INTERVIEW PIERRE NEUBERT


"Certainement ma plus belle année de ce que j'ai vécu dans le football."

Il y a des familles comme ça qui auront marqué la vie du club. Des familles dont l'histoire personnelle se confond pour un moment avec celle du club de la Rascasse. Des familles dont l'empreinte du sporting aura été si forte, que le fils a succédé au père sur le terrain et dans le coeur des supporters. Des familles dont le nom sera forcément et pour toujours associé à celui du club de la rade. Ainsi après Marcel et Marc Duval et avant Bernard et Laurent Boissier, c'est Pierre Neubert qui reprit le flambeau de Rudi, son père, pour porter haut les couleurs azur et or partout, sur tous les stades de France. Et aujourd'hui, c'est avec lui que nous allons passer un moment.

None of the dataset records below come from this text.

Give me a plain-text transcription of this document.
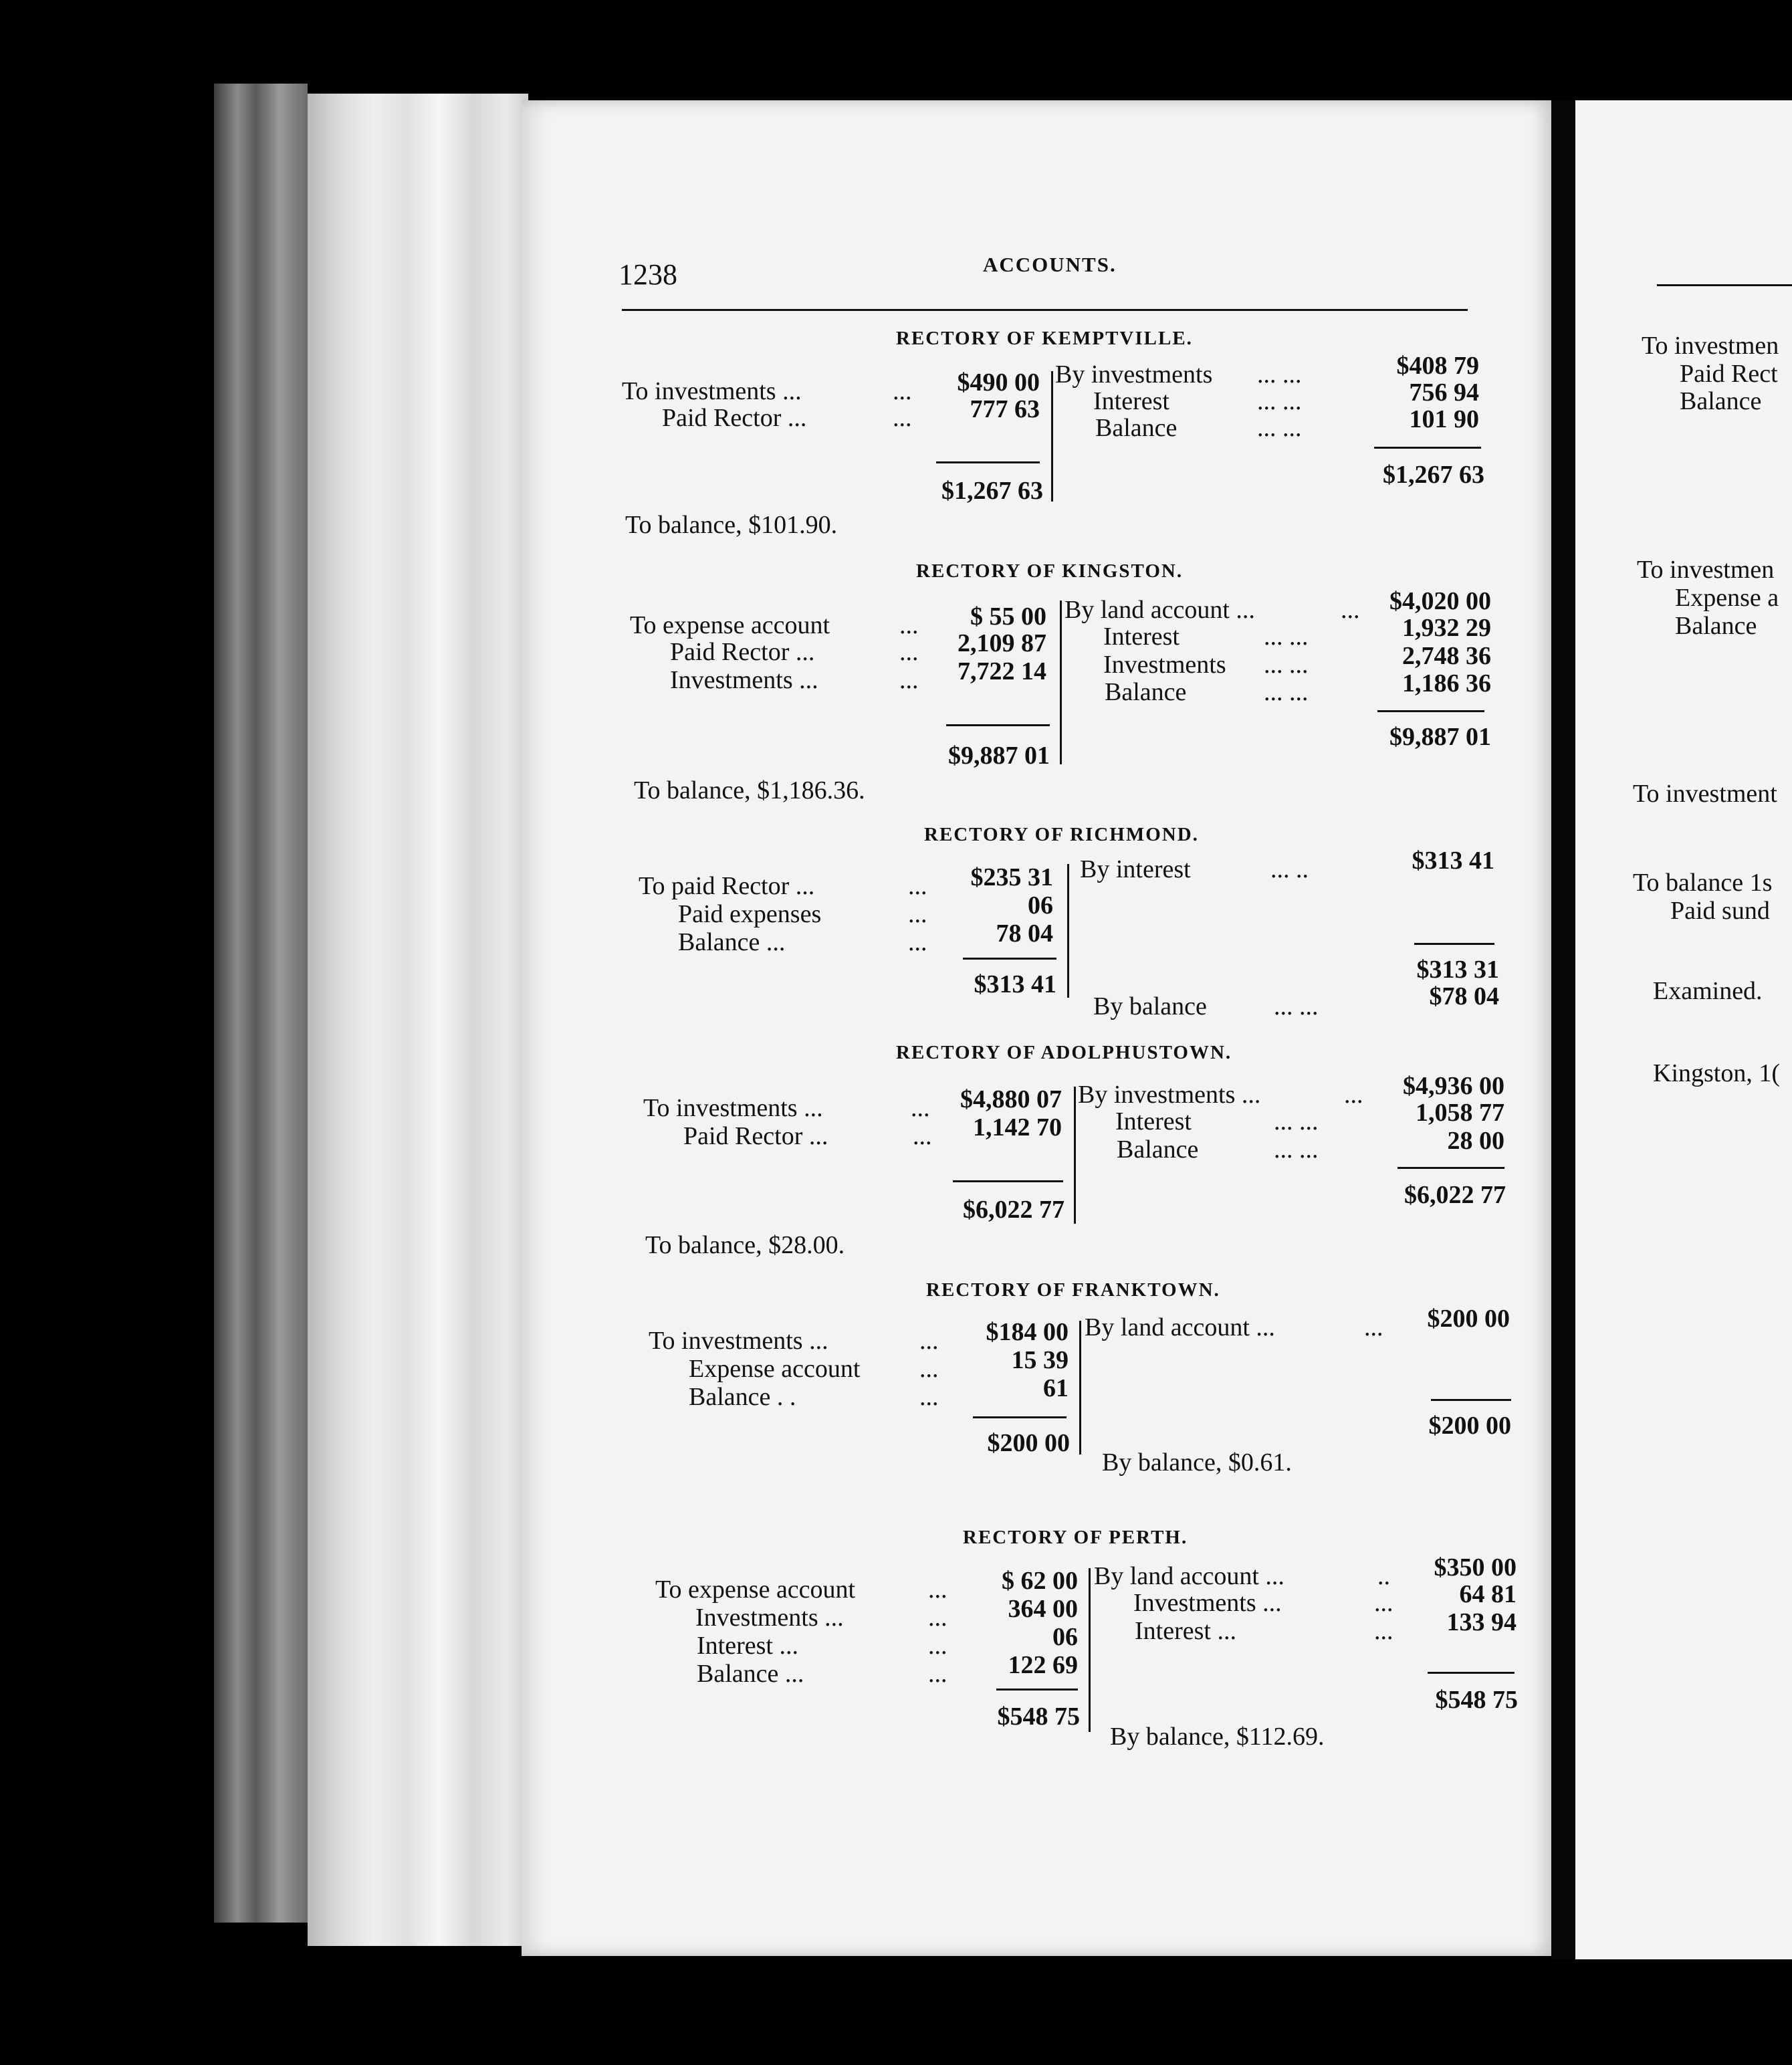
1238	ACCOUNTS.
RECTORY OF KEMPTVILLE.
To investments ...	...	$490 00
Paid Rector ...	...	777 63
$1,267 63
By investments ... ...	$408 79
Interest	... ...	756 94
Balance	... ...	101 90
$1,267 63
To balance, $101.90.
RECTORY OF KINGSTON.
To expense account	...	$ 55 00
Paid Rector ...	...	2,109 87
Investments ...	...	7,722 14
$9,887 01
By land account ...	...	$4,020 00
Interest	... ...	1,932 29
Investments ... ...	2,748 36
Balance	... ...	1,186 36
$9,887 01
To balance, $1,186.36.
RECTORY OF RICHMOND.
To paid Rector ...	...	$235 31
Paid expenses	...	06
Balance ...	...	78 04
$313 41
By interest	... ..	$313 41
$313 31
By balance	... ...	$78 04
RECTORY OF ADOLPHUSTOWN.
To investments ...	...	$4,880 07
Paid Rector ...	...	1,142 70
$6,022 77
By investments ...	...	$4,936 00
Interest	... ...	1,058 77
Balance	... ...	28 00
$6,022 77
To balance, $28.00.
RECTORY OF FRANKTOWN.
To investments ...	...	$184 00
Expense account ...	15 39
Balance . .	...	61
$200 00
By land account ...	...	$200 00
$200 00
By balance, $0.61.
RECTORY OF PERTH.
To expense account	...	$ 62 00
Investments ...	...	364 00
Interest ...	...	06
Balance ...	...	122 69
$548 75
By land account ...	..	$350 00
Investments ...	...	64 81
Interest ...	...	133 94
$548 75
By balance, $112.69.
To investmen
Paid Rect
Balance
To investmen
Expense a
Balance
To investment
To balance 1s
Paid sund
Examined.
Kingston, 1(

PIERRE, POURQUOI AVOIR CHOISI LE SPORTING ?

Déjà, quand je suis jeune, je joue à Hyères qui est entraîné par Gaby Robert, que mon père avait connu au sporting. C'est lui aussi qui me fait passer professionnel à Valenciennes dont il était devenu l'entraîneur. Et mon premier match en pro, je le joue contre le sporting en coupe à Bon Rencontre. C'est monstrueux. Je joue le premier de mes cinq cents matchs pro de ma vie contre Toulon. Et à Bon Rencontre, il y avait Roubaud, Bourrier, Duval et Christin Dalger.

Je fais ma carrière à Nancy, alors que Rolland et Christian voulaient déjà que je vienne avec eux à Monaco, mais je voulais jouer avec Platini. Et en quatre-vingt-trois, je suis en fin de contrat. J'ai trente et un ans. Je me dirigeais vers un début de reconversion chez le coq sportif à Strasbourg avec Roger Piantoni, tout en jouant dans un club comme les vauban de Strasbourg.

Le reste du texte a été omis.